In der neu eröffneten Galerie im Europahaus zeigt eine Schau das selten gewordene Handwerk der Blaudruckerei und die Geschichte der Familie Fromholzer

Von Hans Kratzer, Freyung

Als das denkmalgeschützte, aber lange Zeit leer stehende Ortingerhaus in Freyung vor einigen Jahren behutsam renoviert wurde, um europäisch ausgerichteten Projekten eine Heimstatt zu bieten, reagierten manche durchaus skeptisch. Dass sich diese Zweifel längst zerstreut haben, zeigte sich vor wenigen Tagen, als unter dem mehr als 220 Jahre alten Dachstuhl, einem Meisterwerk der Zimmermannskunst, eine neue Galerie eröffnet wurde. Der Saal war brechend voll mit Gästen, die angetan waren von dem attraktiven Ambiente, in dem nun Ausstellungen präsentiert werden können. In den unteren Stockwerken des Europahauses ist schon vor längerer Zeit die Euregio Bayerischer Wald-Böhmerwald eingezogen. Das Gebäude hat sich quasi in ein Dienstleistungszentrum für alle Fragen in und um die Europäische Union verwandelt, ergänzt um eine einladende Galerie für die Kultur.

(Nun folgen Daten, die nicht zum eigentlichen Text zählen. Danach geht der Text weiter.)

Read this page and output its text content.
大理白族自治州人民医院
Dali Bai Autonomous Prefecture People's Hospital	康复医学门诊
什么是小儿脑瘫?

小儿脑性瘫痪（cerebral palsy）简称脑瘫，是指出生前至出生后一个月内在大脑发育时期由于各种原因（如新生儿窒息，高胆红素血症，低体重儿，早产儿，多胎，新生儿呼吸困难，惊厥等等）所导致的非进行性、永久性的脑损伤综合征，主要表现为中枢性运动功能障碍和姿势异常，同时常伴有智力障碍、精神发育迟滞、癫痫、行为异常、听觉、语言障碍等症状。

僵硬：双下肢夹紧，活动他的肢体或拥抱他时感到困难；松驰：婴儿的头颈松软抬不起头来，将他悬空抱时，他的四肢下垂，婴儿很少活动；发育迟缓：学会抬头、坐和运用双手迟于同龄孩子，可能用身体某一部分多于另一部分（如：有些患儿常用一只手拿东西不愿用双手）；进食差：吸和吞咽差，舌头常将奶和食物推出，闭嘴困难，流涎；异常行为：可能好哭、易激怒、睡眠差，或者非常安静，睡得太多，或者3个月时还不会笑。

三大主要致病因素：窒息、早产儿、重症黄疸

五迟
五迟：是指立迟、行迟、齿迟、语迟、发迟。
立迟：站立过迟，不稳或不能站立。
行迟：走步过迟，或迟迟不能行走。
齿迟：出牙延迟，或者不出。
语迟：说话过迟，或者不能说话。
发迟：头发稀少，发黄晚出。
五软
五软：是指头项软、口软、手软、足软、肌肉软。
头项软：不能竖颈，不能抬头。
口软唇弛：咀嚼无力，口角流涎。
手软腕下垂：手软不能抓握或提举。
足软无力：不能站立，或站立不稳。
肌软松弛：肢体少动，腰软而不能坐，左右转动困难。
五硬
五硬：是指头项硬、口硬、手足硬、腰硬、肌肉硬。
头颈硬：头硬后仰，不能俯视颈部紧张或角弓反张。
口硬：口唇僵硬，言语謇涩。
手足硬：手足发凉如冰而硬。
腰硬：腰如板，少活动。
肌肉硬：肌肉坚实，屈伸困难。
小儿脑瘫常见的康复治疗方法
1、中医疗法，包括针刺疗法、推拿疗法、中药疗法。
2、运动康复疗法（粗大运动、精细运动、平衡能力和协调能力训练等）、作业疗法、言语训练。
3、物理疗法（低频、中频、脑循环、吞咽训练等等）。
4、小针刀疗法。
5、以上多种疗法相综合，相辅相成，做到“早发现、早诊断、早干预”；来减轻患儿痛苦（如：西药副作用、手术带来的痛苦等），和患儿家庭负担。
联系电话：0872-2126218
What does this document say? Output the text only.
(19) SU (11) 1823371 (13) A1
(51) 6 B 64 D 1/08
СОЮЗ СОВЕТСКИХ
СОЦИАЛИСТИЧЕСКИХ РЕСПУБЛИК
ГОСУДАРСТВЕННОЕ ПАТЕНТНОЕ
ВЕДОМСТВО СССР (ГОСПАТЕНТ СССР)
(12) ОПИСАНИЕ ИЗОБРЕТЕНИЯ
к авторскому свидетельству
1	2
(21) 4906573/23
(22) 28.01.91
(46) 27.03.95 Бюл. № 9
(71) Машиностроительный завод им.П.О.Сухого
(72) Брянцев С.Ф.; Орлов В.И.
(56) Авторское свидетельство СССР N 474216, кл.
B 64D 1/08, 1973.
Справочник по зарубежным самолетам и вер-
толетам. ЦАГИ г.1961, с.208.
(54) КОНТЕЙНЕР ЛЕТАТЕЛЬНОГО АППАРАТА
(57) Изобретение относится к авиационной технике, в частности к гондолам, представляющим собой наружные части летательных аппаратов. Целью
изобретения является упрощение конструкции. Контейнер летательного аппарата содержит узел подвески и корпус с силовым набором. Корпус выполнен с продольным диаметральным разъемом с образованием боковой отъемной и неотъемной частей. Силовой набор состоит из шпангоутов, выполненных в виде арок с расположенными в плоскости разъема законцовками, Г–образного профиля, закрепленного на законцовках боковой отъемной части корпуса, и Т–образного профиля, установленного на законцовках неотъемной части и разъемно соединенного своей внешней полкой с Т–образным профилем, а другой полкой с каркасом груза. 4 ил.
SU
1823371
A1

Die erste Ausstellung, die dort zu sehen ist, trägt den Titel "Das blaue Wunder", was naheliegt. Im Zentrum der Schau steht nämlich die selten gewordene Handwerkstradition der Blaudruckerei, wie sie die Familie Fromholzer aus Ruhmannsfelden betreibt. Nur noch zwölf Betriebe in Deutschland und 15 weitere in Europa pflegen diese Tradition, es werden immer weniger. Dabei wurde die Bedeutung des Blaudrucks vor einiger Zeit unterstrichen durch dessen Aufnahme in die Unesco-Liste des immateriellen Kulturerbes der Menschheit.

Dem 93-jährigen Firmeninhaber Josef Fromholzer war es vorbehalten, das offizielle Band zur Eröffnung der Galerie in Freyung zu durchschneiden. Der Meister musste an diesem Abend viele Hände schütteln, manche Gäste waren extra wegen ihm angereist. Fromholzers Lebenswerk und die Geschichte seiner Familie werden in der Ausstellung zu Recht gewürdigt, denn die Textildruckerei produziert bereits seit 372 Jahren hochwertige bedruckte Leinenstoffe. Nach Josef Fromholzer, der die Firma in achter Generation betreibt, wird die Tradition zu Ende gehen. Seine Söhne gehen anderen Berufen nach.

Der Autor Friedemann Fegert hat die Geschichte des Färberhandwerks und der Familie Fromholzer in dem Buch "Oh wie schön ist Indigo" detailliert beschrieben (Edition Lichtland, Freyung). Einen kurzen Abriss gab er bei der Vernissage zum Besten - beginnend im Jahr 1648, in dem alles losging. Auch auf die besondere Verbindung der Fromholzers zur berühmten Textildruckerfamilie Wallach in München ging er ein. Die Erfinder des Dirndls wurden einst von den Nazis enteignet und ließen später die weltberühmten Wallach-Muster exklusiv bei den Fromholzers in Ruhmannsfelden herstellen.

Josef Fromholzer, der definitiv letzte Blaudrucker in seiner Familie, hat quasi sein ganzes Leben in den Dienst des Familienbetriebs gestellt, der vor dem nahenden Ende nun eine verdiente Würdigung im Europahaus erfährt. Konzipiert wurde die Ausstellung von Roland Pongratz, dem Leiter des Niederbayerischen Landwirtschaftsmuseums Regen. Dort war "Das blaue Wunder" zuerst gezeigt worden.

Die Ausstellung leiste einen Beitrag dazu, diese Jahrhunderte alte Tradition zu bewahren, sagte Karl B. Murr, der Leiter des staatlichen Textil- und Industriemuseums Augsburg (tim). In einer so perfektionierten Konsumwelt wie heute werde das Handwerk oft belächelt, sagte Murr, der großes Interesse äußerte, die Ausstellung auch in seinem Haus zu präsentieren. "Der Textildruck spielte eine große Rolle in Augsburg. Der Blaudruck ist eine reiche Nische." Die Ausstellung im Europahaus in Freyung (Kolpingstr. 1) läuft bis zum 19. April (Montag, Donnerstag, Freitag, Sonntag 14-18 Uhr).